Un acte culturel doit être jugé culturellement. Or nous sommes souvent confrontés à des médiocrités, qui utilisent le scandale et l’impact médiatique d’une désacralisation pour conférer un caractère d’événement à une production artistiquement faible et périssable. Pourquoi un chrétien s’interdirait-il de s’en faire juge publiquement ? Peut-être parce qu’il a perdu l’habitude d’être mis au pilori et d’exprimer les causes d’une telle stigmatisation, ainsi que d’apprécier les produits culturels. Ce qui est offert au public peut être jugé publiquement par lui, c’est la démocratie même. Rien n’oblige à entrer dans le jeu d’une violence contre une autre, bien au contraire.

C’est pourquoi les réactions parfois primaires de certains chrétiens, lors de tels événements spectaculaires et volatils, peuvent s’expliquer par deux raisons, dont la première n’est peut-être pas la principale : 1/ le caractère religieux, supposé ou réellement blasphématoire, d’une œuvre ; 2/ surtout, le sentiment d’une dépossession culturelle.

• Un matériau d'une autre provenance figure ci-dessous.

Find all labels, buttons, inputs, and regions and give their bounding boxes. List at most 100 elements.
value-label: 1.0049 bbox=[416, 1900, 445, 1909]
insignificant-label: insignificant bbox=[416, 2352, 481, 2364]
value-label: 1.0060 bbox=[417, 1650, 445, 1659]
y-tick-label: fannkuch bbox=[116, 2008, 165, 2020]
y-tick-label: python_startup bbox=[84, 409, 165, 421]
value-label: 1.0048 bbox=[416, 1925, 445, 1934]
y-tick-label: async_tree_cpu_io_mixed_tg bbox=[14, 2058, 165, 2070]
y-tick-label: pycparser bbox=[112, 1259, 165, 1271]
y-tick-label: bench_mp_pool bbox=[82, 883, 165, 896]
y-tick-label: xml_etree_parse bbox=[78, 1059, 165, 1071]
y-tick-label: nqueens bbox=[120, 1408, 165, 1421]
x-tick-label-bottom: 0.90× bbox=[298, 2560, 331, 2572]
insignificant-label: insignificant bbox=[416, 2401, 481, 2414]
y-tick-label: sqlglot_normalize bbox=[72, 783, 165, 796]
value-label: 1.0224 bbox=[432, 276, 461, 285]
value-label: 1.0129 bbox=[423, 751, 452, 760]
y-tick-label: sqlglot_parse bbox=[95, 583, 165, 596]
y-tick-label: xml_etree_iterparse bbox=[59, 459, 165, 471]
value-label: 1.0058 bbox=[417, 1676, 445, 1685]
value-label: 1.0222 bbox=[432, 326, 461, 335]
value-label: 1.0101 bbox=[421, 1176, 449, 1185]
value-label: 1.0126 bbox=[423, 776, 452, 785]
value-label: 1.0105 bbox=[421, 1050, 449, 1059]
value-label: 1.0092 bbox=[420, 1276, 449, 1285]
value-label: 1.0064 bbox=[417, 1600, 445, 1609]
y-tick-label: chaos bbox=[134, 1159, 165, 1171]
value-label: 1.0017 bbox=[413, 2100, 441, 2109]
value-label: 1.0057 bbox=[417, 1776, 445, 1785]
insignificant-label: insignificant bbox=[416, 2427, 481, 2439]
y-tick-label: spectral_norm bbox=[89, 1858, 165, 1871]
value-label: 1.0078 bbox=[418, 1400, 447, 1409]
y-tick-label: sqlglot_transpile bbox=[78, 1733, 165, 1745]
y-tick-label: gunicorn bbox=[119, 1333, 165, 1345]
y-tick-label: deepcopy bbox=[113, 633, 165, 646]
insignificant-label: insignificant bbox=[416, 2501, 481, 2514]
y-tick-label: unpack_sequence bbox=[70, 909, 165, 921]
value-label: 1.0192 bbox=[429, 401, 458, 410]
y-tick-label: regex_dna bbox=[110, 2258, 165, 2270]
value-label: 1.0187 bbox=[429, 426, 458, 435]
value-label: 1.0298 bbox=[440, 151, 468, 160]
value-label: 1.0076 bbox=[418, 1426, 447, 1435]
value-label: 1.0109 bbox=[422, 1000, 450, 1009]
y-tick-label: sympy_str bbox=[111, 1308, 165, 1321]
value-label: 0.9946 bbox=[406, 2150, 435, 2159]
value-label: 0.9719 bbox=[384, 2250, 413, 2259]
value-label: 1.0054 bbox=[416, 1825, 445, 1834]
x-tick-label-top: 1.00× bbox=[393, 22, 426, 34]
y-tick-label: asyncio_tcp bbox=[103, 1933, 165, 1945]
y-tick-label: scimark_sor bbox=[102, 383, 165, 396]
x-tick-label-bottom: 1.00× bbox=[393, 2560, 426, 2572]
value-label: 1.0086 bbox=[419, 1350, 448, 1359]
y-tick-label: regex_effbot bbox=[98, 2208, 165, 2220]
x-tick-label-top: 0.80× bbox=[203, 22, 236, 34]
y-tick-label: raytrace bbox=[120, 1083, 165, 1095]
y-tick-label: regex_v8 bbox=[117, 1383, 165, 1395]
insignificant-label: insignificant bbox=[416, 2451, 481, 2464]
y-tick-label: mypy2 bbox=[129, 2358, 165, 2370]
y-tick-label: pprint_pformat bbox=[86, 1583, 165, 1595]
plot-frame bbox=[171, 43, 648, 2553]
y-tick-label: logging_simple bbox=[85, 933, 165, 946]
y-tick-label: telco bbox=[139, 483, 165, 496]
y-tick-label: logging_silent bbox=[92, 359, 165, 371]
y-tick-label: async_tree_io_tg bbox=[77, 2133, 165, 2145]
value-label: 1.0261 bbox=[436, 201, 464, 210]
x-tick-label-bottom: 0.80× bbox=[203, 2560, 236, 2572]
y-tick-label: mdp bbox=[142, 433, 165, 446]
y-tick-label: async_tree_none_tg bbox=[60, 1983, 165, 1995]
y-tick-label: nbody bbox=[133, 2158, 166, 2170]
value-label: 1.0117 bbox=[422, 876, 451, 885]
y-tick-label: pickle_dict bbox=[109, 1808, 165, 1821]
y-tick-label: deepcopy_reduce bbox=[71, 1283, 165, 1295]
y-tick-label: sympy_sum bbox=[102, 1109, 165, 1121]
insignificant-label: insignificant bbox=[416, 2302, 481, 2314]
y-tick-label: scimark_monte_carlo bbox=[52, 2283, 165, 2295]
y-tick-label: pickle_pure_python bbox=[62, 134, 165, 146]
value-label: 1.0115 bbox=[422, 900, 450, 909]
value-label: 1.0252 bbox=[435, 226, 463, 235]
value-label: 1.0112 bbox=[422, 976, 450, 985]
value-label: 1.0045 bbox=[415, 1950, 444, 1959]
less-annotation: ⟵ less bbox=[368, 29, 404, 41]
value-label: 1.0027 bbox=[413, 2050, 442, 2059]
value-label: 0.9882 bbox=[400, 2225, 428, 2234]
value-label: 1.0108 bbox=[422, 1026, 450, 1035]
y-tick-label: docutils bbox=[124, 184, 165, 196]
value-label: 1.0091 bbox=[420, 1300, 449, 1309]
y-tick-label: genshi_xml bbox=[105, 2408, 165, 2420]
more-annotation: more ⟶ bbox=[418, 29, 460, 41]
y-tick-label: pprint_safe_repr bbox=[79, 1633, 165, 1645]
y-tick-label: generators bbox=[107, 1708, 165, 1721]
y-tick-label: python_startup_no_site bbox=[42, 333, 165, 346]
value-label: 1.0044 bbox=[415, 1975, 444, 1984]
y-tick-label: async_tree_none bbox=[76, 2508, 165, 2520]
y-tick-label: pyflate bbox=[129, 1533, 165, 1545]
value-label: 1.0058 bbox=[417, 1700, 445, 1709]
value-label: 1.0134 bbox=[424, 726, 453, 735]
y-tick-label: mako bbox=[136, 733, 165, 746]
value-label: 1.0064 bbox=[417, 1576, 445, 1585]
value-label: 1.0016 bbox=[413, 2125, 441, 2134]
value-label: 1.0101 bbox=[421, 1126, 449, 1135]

La culture financée par l’État et encensée par la critique officielle leur apparaît comme une plate-forme unilatérale de dérision, aux mains d’une caste sociale au pouvoir et culturellement méprisante, qui ne cesse de vivre de l’héritage qu’elle dénonce, celui de la culture chrétienne. Or les chrétiens eux-mêmes sont encore peu habitués à cette exclusion culturelle. Pourtant, l’« exculturation » ne fait pour eux que commencer.

En outre, la productivité nihiliste devrait enfin s’avouer comme le nouvel art officiel : académique, pompier, snob (snob au sens de mondain, et aussi au sens originel de ce qui est dépourvu de noblesse) et surtout tyrannique. L’art officiel est devenu tyrannique, c’est-à-dire universel (la déconstruction a envahi l’expression artistique), obligatoire (il est impossible pour un artiste qui envisage une carrière de faire autre chose) et distributeur d’interdits (s’est mise en place une police de la pensée, qui élimine par le déni intellectuel et aussi financier toute autre source d’inspiration).

En définitive, le blasphème culturel n’est rien d’autre qu’un épiphénomène, artistiquement misérable, à la provocation sans courage, religieusement et philosophiquement sans profondeur. Il s’érige toutefois en symptôme du bord décomposé de la société postmoderne et profite de la marginalisation des chrétiens et de leur silence culturel. Il mérite donc l’examen, mais nous n’avons pas encore toutes les clefs pour en juger. Surtout, le blasphème n’est après tout qu’un péché, même grave, même public. Les chrétiens en ont vu d’autres. Il leur revient de répondre aux provocations avec la sagesse du fort et non l’agitation du souffreteux. Ils ne feraient que confirmer ce qu’on attend d’eux : l’expiration. Ils ont plutôt le pouvoir de réagir en paix et le devoir de ne pas s’inquiéter. Une fleur blanche déposée devant un théâtre est une protestation qui vaut mille cris de colère.

Attendons de vraies œuvres et méprisons les autres. Celles qui font l’actualité périssent de leur propre inanité. Elles n’auront réussi qu’à remplir Notre-Dame de Paris à ras bords pour une veillée de prière, acte culturel qui n’était peut-être pas prévu au programme des artistes ni des pouvoirs publics. Ces derniers, en conviant tant de chrétiens à se rassembler pacifiquement pour montrer qu’ils sont chrétiens, auraient-ils franchi la barrière de la laïcité ? Impensable.

 

*Thierry-Dominique Humbrecht est religieux dominicain de la province de Toulouse.

Photo : Le Blasphémateur lapidé, Gérard Hoet et Abraham de Blois, Figures de la Bible, P. de Hondt éditeur, La Haye, 1728

 

[[1]] Cf. Code de droit canonique, canon 1369.

[2] Saint Augustin, Serm. Dom. 2, 45, 19 : PL 34, 1278.

[3] On peut en dire autant de la musique dite « gothic » ou « metal », comme Marylin Manson, dont la volonté sacrilège est encore plus cultivée, dans les textes, la mise en scène, tout cela au détriment des symboles chrétiens (le Christ en croix dévoré par le serpent, en couverture de CD) et, bien sûr, catholiques les plus romains (le pape, l’eucharistie, etc.). Accordons à ces arguments la clarté sur l’objectif visé.